Works with clang 3.4 and gcc 4.9 (not with 4.8); for both need to set -std=c++1y. The reason you need c++14 is because of the auto parameters in the lambda function.

Questions:
Answers:

If you insist on using range based for, and to know index, it is pretty trivial to maintain index as shown below.
I do not think there is a cleaner / simpler solution for range based for loops. But really why not use a standard for(;;)? That probably would make your intent and code the clearest.

vector<int> list;
int idx = 0;
for(auto& elem:list) {
    int i = elem;
    //TODO whatever made you want the idx
    ++idx;
}

Questions:
Answers:

I read from your comments that one reason you want to know the index is to know if the element is the first/last in the sequence. If so, you can do

for(auto& elem:list) {
//  loop code ...
    if(&elem == &*std::begin(list)){ ... special code for first element ... }
    if(&elem == &*std::prev(std::end(list))){ ... special code for last element ... }
//  if(&elem == &*std::rbegin(list)){... (C++14 only) special code for last element ...}
//  loop code ... 
}

EDIT: For example, this prints a container skipping a separator in the last element.
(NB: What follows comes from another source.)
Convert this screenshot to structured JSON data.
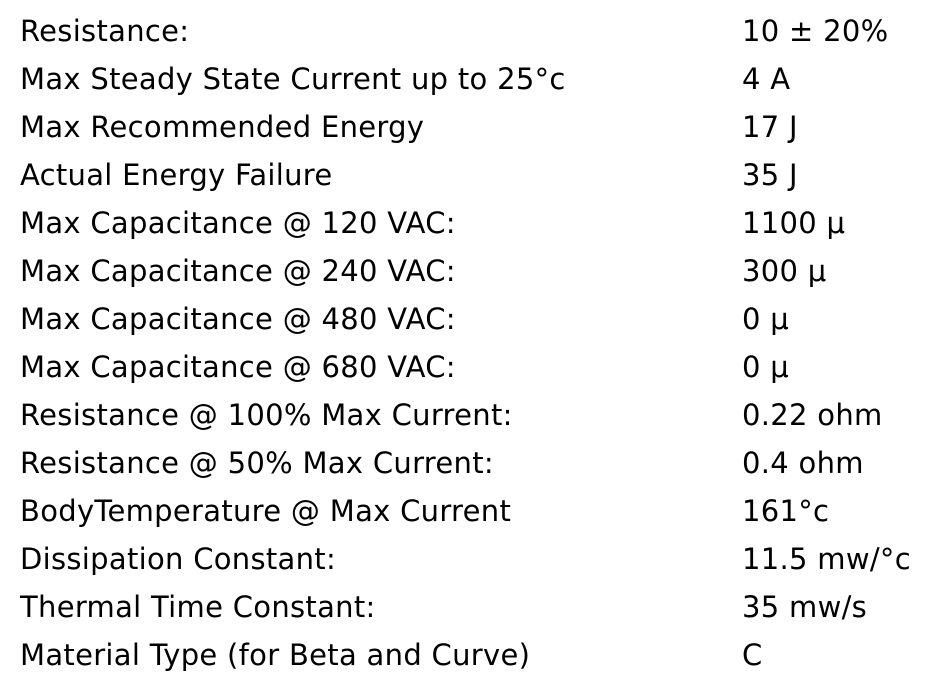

Works for most containers I can imagine (including arrays), (online demo http://coliru.stacked-crooked.com/a/9bdce059abd87f91):

#include <iostream>
#include <vector>
#include <list>
#include <set>
using namespace std;

template<class Container>
void print(Container const& c){
  for(auto& x:c){
    std::cout << x; 
    if(&x != &*std::prev(std::end(c))) std::cout << ", "; // special code for last element
  }
  std::cout << std::endl;
}

int main() {
  std::vector<double> v{1.,2.,3.};
  print(v); // prints 1,2,3
  std::list<double> l{1.,2.,3.};
  print(l); // prints 1,2,3
  std::initializer_list<double> i{1.,2.,3.};
  print(i); // prints 1,2,3
  std::set<double> s{1.,2.,3.};
  print(s); // print 1,2,3
  double a[3] = {1.,2.,3.}; // works for C-arrays as well
  print(a); // print 1,2,3
}

Questions:
Answers:

There is a surprisingly simple way to do this

vector<int> list;
for(auto& elem:list) {
    int i = (&elem-&*(list.begin()));
}

where i will be your required index.

This takes advantage of the fact that C++ vectors are always contiguous.